Di BPUPK Kiai Sanusi mengusulkan "Jumhuriyah" (Republik) sebagai bentuk negara, dan pemimpin "Jumhuriyah" itu seorang "Imam" (pemimpin) yang dipilih. Dalam hal ini dapat dikatakan bahwa Kiai Sanusi adalah salah satu tokoh yang menelurkan gagasan bentuk negara "Republik" yang hingga kini masih kokoh diakui sebagai bentuk negara kita. Sehingga tidak bisa dipungkiri bahwa beliau layak disematkan sebagai Bapak Republik. 

Sekadar mengenang, sebagaimana dikisahkan Pramoedya Ananta Toer dalam bagian akhir "Tetralogi Buru", pelbagai organisasi pergerakan nasional segera “dirumahkacakan", diawasi gerak-geriknya, dan para pentolannya ditangkap. Kiai Sanusi, sebagai anggota Sarekat Islam Priangan Barat, pun terkena "efek rumah kaca" ini. Ya, pada masa penjajahan Belanda, antara 1927-1934 Kiai Sanusi menghabiskan usianya dari penjara ke penjara, karena beliau difitnah dan dimusuhi oleh penjajah Belanda. 

Kiai Sanusi dipenjara di Sukabumi dan Cianjur, masing-masing selama selama enam dan tujuh bulan. Pada 1927, atas perintah Gubernur Jenderal A.C.D. de Graeff, beliau dipindahkan ke Tanah Tinggi, Batavia. Sejak 1934 hingga runtuhnya kekuasaan Belanda, Kiai Sanusi berstatus sebagai tahanan kota. Artinya, Kiai Sanusi adalah sosok pejuang sekaligus petarung sejati yang memang menjadi incaran atau musuh penjajah yang layak dianugerahi sebagai Pahlawan Nasional. 

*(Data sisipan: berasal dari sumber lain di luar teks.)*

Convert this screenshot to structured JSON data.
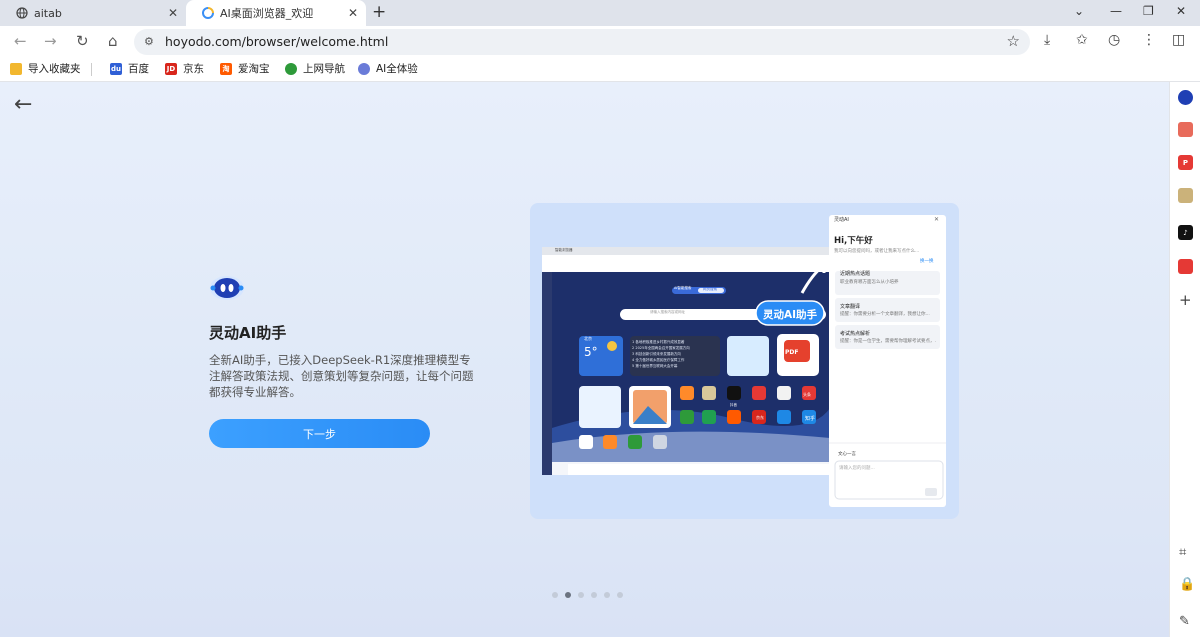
{
  "tabs": [
    {
      "title": "aitab",
      "active": false
    },
    {
      "title": "AI桌面浏览器_欢迎",
      "active": true
    }
  ],
  "toolbar": {
    "url": "hoyodo.com/browser/welcome.html"
  },
  "bookmarks": [
    {
      "label": "导入收藏夹",
      "icon": "folder-icon",
      "color": "#f2b72e"
    },
    {
      "label": "百度",
      "icon": "baidu-icon",
      "color": "#2f5fd6"
    },
    {
      "label": "京东",
      "icon": "jd-icon",
      "color": "#d8261c"
    },
    {
      "label": "爱淘宝",
      "icon": "taobao-icon",
      "color": "#ff5a00"
    },
    {
      "label": "上网导航",
      "icon": "navigation-icon",
      "color": "#2e9a3a"
    },
    {
      "label": "AI全体验",
      "icon": "ai-experience-icon",
      "color": "#6a7bd8"
    }
  ],
  "feature": {
    "title": "灵动AI助手",
    "description": "全新AI助手，已接入DeepSeek-R1深度推理模型专注解答政策法规、创意策划等复杂问题，让每个问题都获得专业解答。",
    "button": "下一步"
  },
  "preview": {
    "badge": "灵动AI助手",
    "panel": {
      "header": "灵动AI",
      "greeting": "Hi,下午好",
      "subtitle": "我可以向您提问吗，或者让我来写点什么...",
      "refresh": "换一换",
      "cards": [
        {
          "title": "近期热点话题",
          "body": "职业教育哪方面怎么从小培养"
        },
        {
          "title": "文章翻译",
          "body": "提醒：你需要分析一个文章翻译，我想让你..."
        },
        {
          "title": "考试热点解析",
          "body": "提醒：你是一位学生，需要帮你理解考试要点，..."
        }
      ],
      "model": "文心一言",
      "input_placeholder": "请输入您的问题..."
    },
    "browser": {
      "tab_title": "智能浏览器",
      "search_tabs": [
        "AI智能搜索",
        "网页搜索"
      ],
      "search_placeholder": "请输入搜索内容或网址",
      "news": [
        "1 各地积极推进乡村振兴成效显著",
        "2 2025年全国两会召开国家发展方向",
        "3 科技创新引领未来发展新方向",
        "4 全力做好城乡居民医疗保障工作",
        "5 第十届世界互联网大会开幕"
      ],
      "weather": {
        "temp": "5°",
        "city": "北京"
      },
      "apps": [
        "抖音",
        "知乎",
        "京东",
        "头条"
      ]
    }
  },
  "pagination": {
    "count": 6,
    "active": 1
  },
  "colors": {
    "accent": "#2a8cf5",
    "card": "#cfe0fa"
  }
}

Ketiga, Kiai Sanusi adalah cendikiawan unggul, pemikir ulung dan penulis handal. Pemikiranya seputar bentuk negara berupa konsep "Jumhuriyah" (Republik) dan pemimpin "Jumhuriyah" adalah seorang "Imam" (pemimpin) yang dipilih merupakan contoh rilnya. Kiai Sanusi juga sosok yang begitu giat dalam membangun tradisi literasi terutama tradisi menulis. Hal ini bisa dipahami dari karya tulisnya dalam beragam tema. Bayangkan saja, dalam pengasingan di Tanah Tinggi, Kiai Sanusi mengisi hari-harinya dengan menulis tentang ilmu-ilmu kegamaan seperti tafsir, fikih, dan tauhid. Bahkan beliau membuat majalah Al-Bidayah al-Islamiyah yang terbit sebulan sekali. Konon beliau menulis ratusan buku dengan fokus pembahasan yang beragam. 

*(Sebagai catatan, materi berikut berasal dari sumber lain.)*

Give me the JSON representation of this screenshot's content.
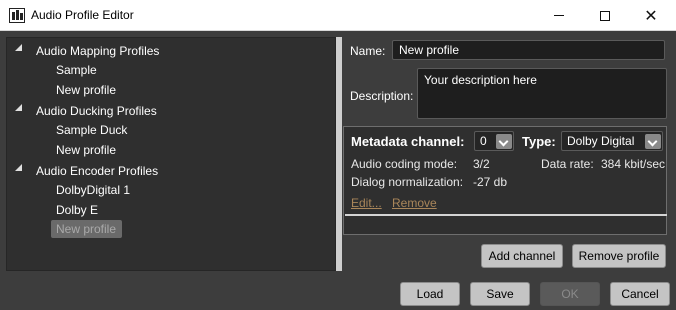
{
  "window": {
    "title": "Audio Profile Editor"
  },
  "tree": {
    "groups": [
      {
        "label": "Audio Mapping Profiles",
        "items": [
          "Sample",
          "New profile"
        ]
      },
      {
        "label": "Audio Ducking Profiles",
        "items": [
          "Sample Duck",
          "New profile"
        ]
      },
      {
        "label": "Audio Encoder Profiles",
        "items": [
          "DolbyDigital 1",
          "Dolby E",
          "New profile"
        ]
      }
    ],
    "selected": "New profile"
  },
  "profile": {
    "name_label": "Name:",
    "name_value": "New profile",
    "description_label": "Description:",
    "description_value": "Your description here"
  },
  "channel": {
    "metadata_label": "Metadata channel:",
    "metadata_value": "0",
    "type_label": "Type:",
    "type_value": "Dolby Digital",
    "coding_mode_label": "Audio coding mode:",
    "coding_mode_value": "3/2",
    "data_rate_label": "Data rate:",
    "data_rate_value": "384 kbit/sec",
    "dialog_norm_label": "Dialog normalization:",
    "dialog_norm_value": "-27 db",
    "edit_link": "Edit...",
    "remove_link": "Remove"
  },
  "actions": {
    "add_channel": "Add channel",
    "remove_profile": "Remove profile"
  },
  "footer": {
    "load": "Load",
    "save": "Save",
    "ok": "OK",
    "cancel": "Cancel"
  },
  "icons": {
    "app": "audio-profile-editor-icon",
    "minimize": "minimize-icon",
    "maximize": "maximize-icon",
    "close": "close-icon",
    "expand": "expanded-caret-icon",
    "dropdown": "chevron-down-icon"
  },
  "colors": {
    "background": "#3d3d3d",
    "panel": "#2f2f2f",
    "input": "#1e1e1e",
    "link": "#a9865a",
    "button": "#c4c4c4"
  }
}
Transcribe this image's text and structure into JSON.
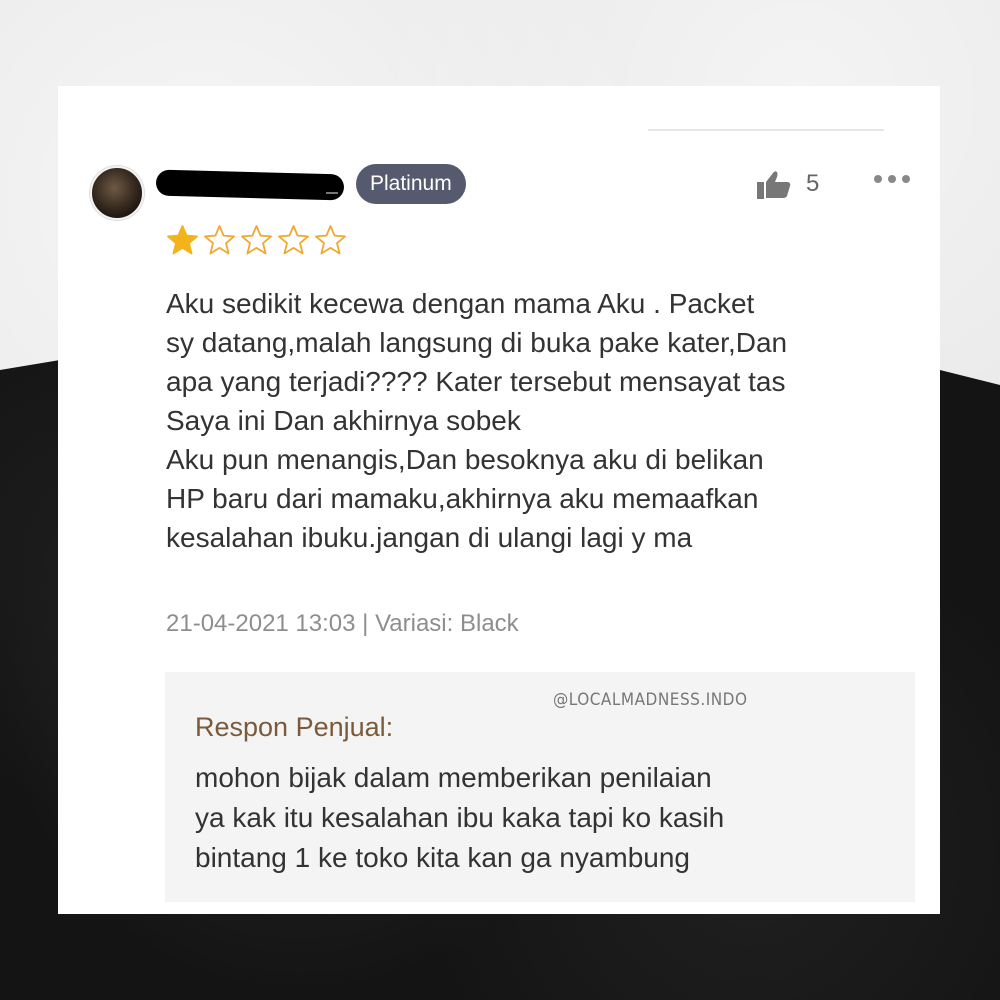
{
  "review": {
    "badge": "Platinum",
    "like_count": "5",
    "rating": 1,
    "rating_max": 5,
    "lines": [
      "Aku sedikit kecewa dengan mama Aku . Packet",
      "sy datang,malah langsung di buka pake kater,Dan",
      "apa yang terjadi???? Kater tersebut mensayat tas",
      "Saya ini Dan akhirnya sobek",
      "Aku pun menangis,Dan besoknya aku di belikan",
      "HP baru dari mamaku,akhirnya aku memaafkan",
      "kesalahan ibuku.jangan di ulangi lagi y ma"
    ],
    "meta": "21-04-2021 13:03 | Variasi: Black"
  },
  "seller_response": {
    "watermark": "@LOCALMADNESS.INDO",
    "label": "Respon Penjual:",
    "lines": [
      "mohon bijak dalam memberikan penilaian",
      "ya kak itu kesalahan ibu kaka tapi ko kasih",
      "bintang 1 ke toko kita kan ga nyambung"
    ]
  },
  "colors": {
    "badge_bg": "#565a6f",
    "star_filled": "#f3b31b",
    "star_empty": "#f0a830",
    "seller_label": "#7a5a3a",
    "seller_box_bg": "#f4f4f4"
  },
  "icons": {
    "like": "thumbs-up-icon",
    "more": "more-horizontal-icon",
    "star": "star-icon"
  }
}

Sekadar menyebut sebagian judul buku karya beliau yaitu, pertama, Bidang tafsir: Kanzur ar-Rahmah wa Luth fi Tafsir Surah al-Kahfi, Tajrij Qulub al-Mu’minin fi Tafsir Surah Yasin, Kasyf as-Sa’adah fi Tafsir Surah Waqi’ah, Hidayah Qulub as Shibyan fi Fadla'il Surah Tabarak al-Mulk min al-Qur’an, Kasyf adz-Dzunnun fi Tafsir Layamassuhu ilaa al-Muthahharun, Tafsir Surah al-Falaq, Tafsir Surah an-Nas, Raudhlatul Irfan fi Ma’rifat Al-Qur’an, Maljau at-Thalibin, Tamsyiyatul Muslimin fi Tafsir Kalam Rabb al-‘Alamin, dan Ushul al-Islam fi Tafsir Kalam al-Muluk al-Alam fi Tafsir Surah al-Fatihah. 

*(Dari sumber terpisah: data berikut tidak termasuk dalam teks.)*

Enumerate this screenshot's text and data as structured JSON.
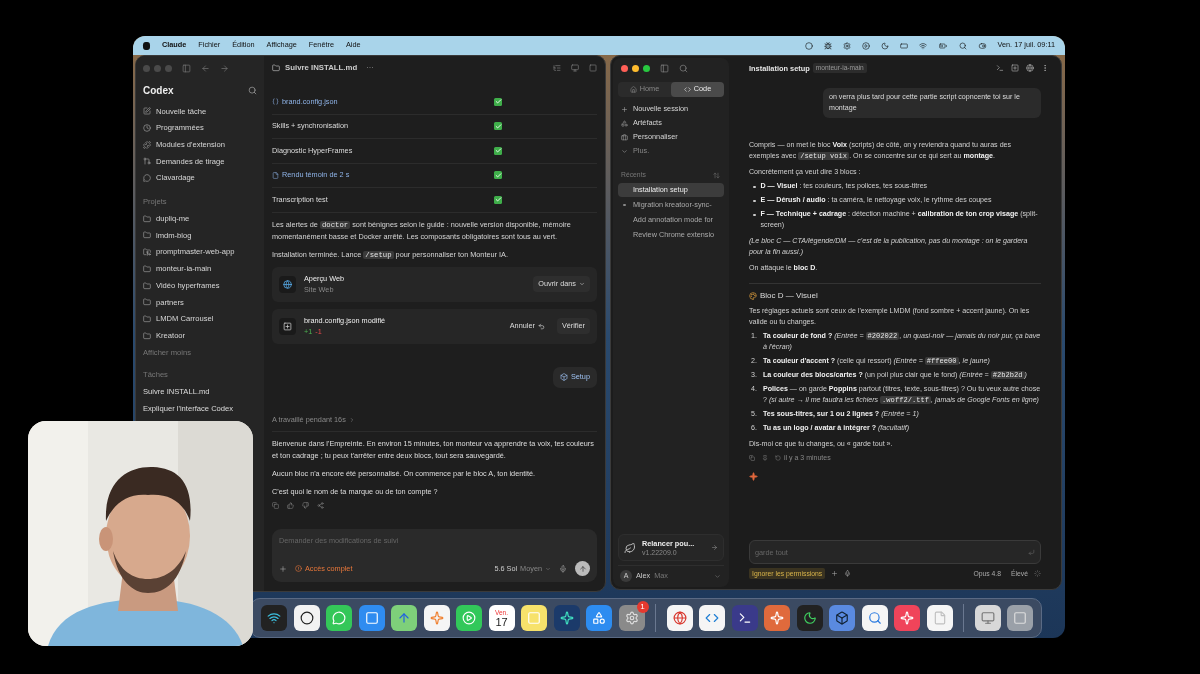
{
  "menubar": {
    "app": "Claude",
    "menus": [
      "Fichier",
      "Édition",
      "Affichage",
      "Fenêtre",
      "Aide"
    ],
    "clock": "Ven. 17 juil. 09:11"
  },
  "codex": {
    "sidebar": {
      "title": "Codex",
      "nav": [
        {
          "kind": "new",
          "label": "Nouvelle tâche"
        },
        {
          "kind": "clock",
          "label": "Programmées"
        },
        {
          "kind": "plugins",
          "label": "Modules d'extension"
        },
        {
          "kind": "pull",
          "label": "Demandes de tirage"
        },
        {
          "kind": "chat",
          "label": "Clavardage"
        }
      ],
      "projects_heading": "Projets",
      "projects": [
        {
          "kind": "folder",
          "label": "dupliq-me"
        },
        {
          "kind": "folder",
          "label": "lmdm-blog"
        },
        {
          "kind": "git",
          "label": "promptmaster-web-app"
        },
        {
          "kind": "folder",
          "label": "monteur-ia-main"
        },
        {
          "kind": "folder",
          "label": "Vidéo hyperframes"
        },
        {
          "kind": "folder",
          "label": "partners"
        },
        {
          "kind": "folder",
          "label": "LMDM Carrousel"
        },
        {
          "kind": "folder",
          "label": "Kreatoor"
        }
      ],
      "show_less": "Afficher moins",
      "tasks_heading": "Tâches",
      "tasks": [
        "Suivre INSTALL.md",
        "Expliquer l'interface Codex"
      ]
    },
    "title": "Suivre INSTALL.md",
    "more": "···",
    "checklist": [
      {
        "kind": "json",
        "label": "brand.config.json",
        "checked": true
      },
      {
        "kind": "text",
        "label": "Skills + synchronisation",
        "checked": true
      },
      {
        "kind": "text",
        "label": "Diagnostic HyperFrames",
        "checked": true
      },
      {
        "kind": "file",
        "label": "Rendu témoin de 2 s",
        "checked": true
      },
      {
        "kind": "text",
        "label": "Transcription test",
        "checked": true
      }
    ],
    "notes": [
      [
        {
          "kind": "plain",
          "text": "Les alertes de "
        },
        {
          "kind": "code",
          "text": "doctor"
        },
        {
          "kind": "plain",
          "text": " sont bénignes selon le guide : nouvelle version disponible, mémoire momentanément basse et Docker arrêté. Les composants obligatoires sont tous au vert."
        }
      ],
      [
        {
          "kind": "plain",
          "text": "Installation terminée. Lance "
        },
        {
          "kind": "code",
          "text": "/setup"
        },
        {
          "kind": "plain",
          "text": " pour personnaliser ton Monteur IA."
        }
      ]
    ],
    "preview_card": {
      "title": "Aperçu Web",
      "subtitle": "Site Web",
      "button": "Ouvrir dans"
    },
    "diff_card": {
      "title": "brand.config.json modifié",
      "added": "+1",
      "removed": "-1",
      "undo": "Annuler",
      "verify": "Vérifier"
    },
    "chip": "Setup",
    "worked": "A travaillé pendant 16s",
    "message": [
      "Bienvenue dans l'Empreinte. En environ 15 minutes, ton monteur va apprendre ta voix, tes couleurs et ton cadrage ; tu peux t'arrêter entre deux blocs, tout sera sauvegardé.",
      "Aucun bloc n'a encore été personnalisé. On commence par le bloc A, ton identité.",
      "C'est quoi le nom de ta marque ou de ton compte ?"
    ],
    "composer": {
      "placeholder": "Demander des modifications de suivi",
      "access": "Accès complet",
      "model": "5.6 Sol",
      "effort": "Moyen"
    }
  },
  "claude": {
    "sidebar": {
      "tabs": [
        {
          "kind": "home",
          "label": "Home",
          "selected": false
        },
        {
          "kind": "code",
          "label": "Code",
          "selected": true
        }
      ],
      "nav": [
        {
          "kind": "plus",
          "label": "Nouvelle session"
        },
        {
          "kind": "artifacts",
          "label": "Artéfacts"
        },
        {
          "kind": "customize",
          "label": "Personnaliser"
        },
        {
          "kind": "more",
          "label": "Plus."
        }
      ],
      "recents_heading": "Récents",
      "recents": [
        {
          "label": "Installation setup",
          "selected": true,
          "running": false
        },
        {
          "label": "Migration kreatoor-sync-",
          "selected": false,
          "running": true
        },
        {
          "label": "Add annotation mode for",
          "selected": false,
          "running": false
        },
        {
          "label": "Review Chrome extensio",
          "selected": false,
          "running": false
        }
      ],
      "update": {
        "title": "Relancer pou...",
        "version": "v1.22209.0"
      },
      "user": {
        "initial": "A",
        "name": "Alex",
        "plan": "Max"
      }
    },
    "title": "Installation setup",
    "branch": "monteur-ia-main",
    "user_message": "on verra plus tard pour cette partie script copncente toi sur le montage",
    "blocks": [
      {
        "kind": "para",
        "parts": [
          {
            "kind": "plain",
            "text": "Compris — on met le bloc "
          },
          {
            "kind": "bold",
            "text": "Voix"
          },
          {
            "kind": "plain",
            "text": " (scripts) de côté, on y reviendra quand tu auras des exemples avec "
          },
          {
            "kind": "code",
            "text": "/setup voix"
          },
          {
            "kind": "plain",
            "text": ". On se concentre sur ce qui sert au "
          },
          {
            "kind": "bold",
            "text": "montage"
          },
          {
            "kind": "plain",
            "text": "."
          }
        ]
      },
      {
        "kind": "para",
        "parts": [
          {
            "kind": "plain",
            "text": "Concrètement ça veut dire 3 blocs :"
          }
        ]
      },
      {
        "kind": "bullets",
        "items": [
          [
            {
              "kind": "bold",
              "text": "D — Visuel"
            },
            {
              "kind": "plain",
              "text": " : tes couleurs, tes polices, tes sous-titres"
            }
          ],
          [
            {
              "kind": "bold",
              "text": "E — Dérush / audio"
            },
            {
              "kind": "plain",
              "text": " : ta caméra, le nettoyage voix, le rythme des coupes"
            }
          ],
          [
            {
              "kind": "bold",
              "text": "F — Technique + cadrage"
            },
            {
              "kind": "plain",
              "text": " : détection machine + "
            },
            {
              "kind": "bold",
              "text": "calibration de ton crop visage"
            },
            {
              "kind": "plain",
              "text": " (split-screen)"
            }
          ]
        ]
      },
      {
        "kind": "para",
        "parts": [
          {
            "kind": "italic",
            "text": "(Le bloc C — CTA/légende/DM — c'est de la publication, pas du montage : on le gardera pour la fin aussi.)"
          }
        ]
      },
      {
        "kind": "para",
        "parts": [
          {
            "kind": "plain",
            "text": "On attaque le "
          },
          {
            "kind": "bold",
            "text": "bloc D"
          },
          {
            "kind": "plain",
            "text": "."
          }
        ]
      },
      {
        "kind": "divider"
      },
      {
        "kind": "heading",
        "text": "Bloc D — Visuel"
      },
      {
        "kind": "para",
        "parts": [
          {
            "kind": "plain",
            "text": "Tes réglages actuels sont ceux de l'exemple LMDM (fond sombre + accent jaune). On les valide ou tu changes."
          }
        ]
      },
      {
        "kind": "numbered",
        "items": [
          {
            "number": "1.",
            "parts": [
              {
                "kind": "bold",
                "text": "Ta couleur de fond ?"
              },
              {
                "kind": "italic",
                "text": " (Entrée = "
              },
              {
                "kind": "code",
                "text": "#202022"
              },
              {
                "kind": "italic",
                "text": ", un quasi-noir — jamais du noir pur, ça bave à l'écran)"
              }
            ]
          },
          {
            "number": "2.",
            "parts": [
              {
                "kind": "bold",
                "text": "Ta couleur d'accent ?"
              },
              {
                "kind": "plain",
                "text": " (celle qui ressort) "
              },
              {
                "kind": "italic",
                "text": "(Entrée = "
              },
              {
                "kind": "code",
                "text": "#ffee00"
              },
              {
                "kind": "italic",
                "text": ", le jaune)"
              }
            ]
          },
          {
            "number": "3.",
            "parts": [
              {
                "kind": "bold",
                "text": "La couleur des blocs/cartes ?"
              },
              {
                "kind": "plain",
                "text": " (un poil plus clair que le fond) "
              },
              {
                "kind": "italic",
                "text": "(Entrée = "
              },
              {
                "kind": "code",
                "text": "#2b2b2d"
              },
              {
                "kind": "italic",
                "text": ")"
              }
            ]
          },
          {
            "number": "4.",
            "parts": [
              {
                "kind": "bold",
                "text": "Polices"
              },
              {
                "kind": "plain",
                "text": " — on garde "
              },
              {
                "kind": "bold",
                "text": "Poppins"
              },
              {
                "kind": "plain",
                "text": " partout (titres, texte, sous-titres) ? Ou tu veux autre chose ? "
              },
              {
                "kind": "italic",
                "text": "(si autre → il me faudra les fichiers "
              },
              {
                "kind": "code",
                "text": ".woff2/.ttf"
              },
              {
                "kind": "italic",
                "text": ", jamais de Google Fonts en ligne)"
              }
            ]
          },
          {
            "number": "5.",
            "parts": [
              {
                "kind": "bold",
                "text": "Tes sous-titres, sur 1 ou 2 lignes ?"
              },
              {
                "kind": "italic",
                "text": " (Entrée = 1)"
              }
            ]
          },
          {
            "number": "6.",
            "parts": [
              {
                "kind": "bold",
                "text": "Tu as un logo / avatar à intégrer ?"
              },
              {
                "kind": "italic",
                "text": " (facultatif)"
              }
            ]
          }
        ]
      },
      {
        "kind": "para",
        "parts": [
          {
            "kind": "plain",
            "text": "Dis-moi ce que tu changes, ou « garde tout »."
          }
        ]
      }
    ],
    "timestamp": "il y a 3 minutes",
    "composer": {
      "placeholder": "garde tout",
      "permissions": "Ignorer les permissions",
      "model": "Opus 4.8",
      "effort": "Élevé"
    }
  },
  "dock": {
    "calendar_weekday": "Ven.",
    "calendar_day": "17",
    "badge": "1"
  }
}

Kedua, Bidang fikih: Tahdzir al-‘Awam fi Mufiariyat Cahaya Islam, Al-Mufhamat fi Daf’I al-Khayalat, At-Tanbih al-Mahir fi al-Mukhalith, Tarjamah Fiqh al-Akbar as-Syafi’i, Al-Jauhar al-Mardliyah fi Mukhtar al-Furu as-Syafi’iyah, Nurul Yaqin fi Mahwi Madzhab al-Li’ayn wa al-Mutanabbi’in wa al-Mubtadi’in, dan Tasyfif al-Auham fi ar-Radd’an at-Thaqham. Ketiga, Bidang tasawuf: Mathla’ul al-Anwar fi Fadhilah al-Istighfar, Al-Tamsyiyah al-Islam fi Manaqib al-Aimmah, Fakh al-Albab fi Manaqib Quthub al-Aqthab, Siraj al-Adzkiya fi Tarjamah al-Azkiya, Al-Audiyah as-Syafi’iyah fi Bayan Shalat al-Hajah wa al-Istikharah, Siraj al-Afkar Dalil as-Sairin, dan Jauhar al-Bahiyah fi Adab al-Mar’ah al-Mutazawwiyah. 

Keempat, Bidang kalam: Miftah al-Jannah fi Bayan ahl as-Sunnah wa al-Jama’ah, Tauhid al-Muslimin wa ‘Aqaid al-Mu’minin, Alu’lu an-Nadhid, Al-Mufid fi Bayan ‘ilm al-Tauhid, Siraj al-Wahaj fi al-Isra wa al-Mi’raj, Al-‘Uhud wa al-Hudud, Bahr al-Midad fi Tarjamah Ayyuha al-Walad, Haliyat al-‘Aql wa al-Fikr fi Bayan Muqtadiyat as-Syirk wa al-Fikr, Thariq as-Sa’adah fi al-Farq al-Islamiyah, Maj’ma al-Fawaid fi Qawaid al-‘Aqaid, dan Tanwir ad-Dzalam fi Farq al-Islam. 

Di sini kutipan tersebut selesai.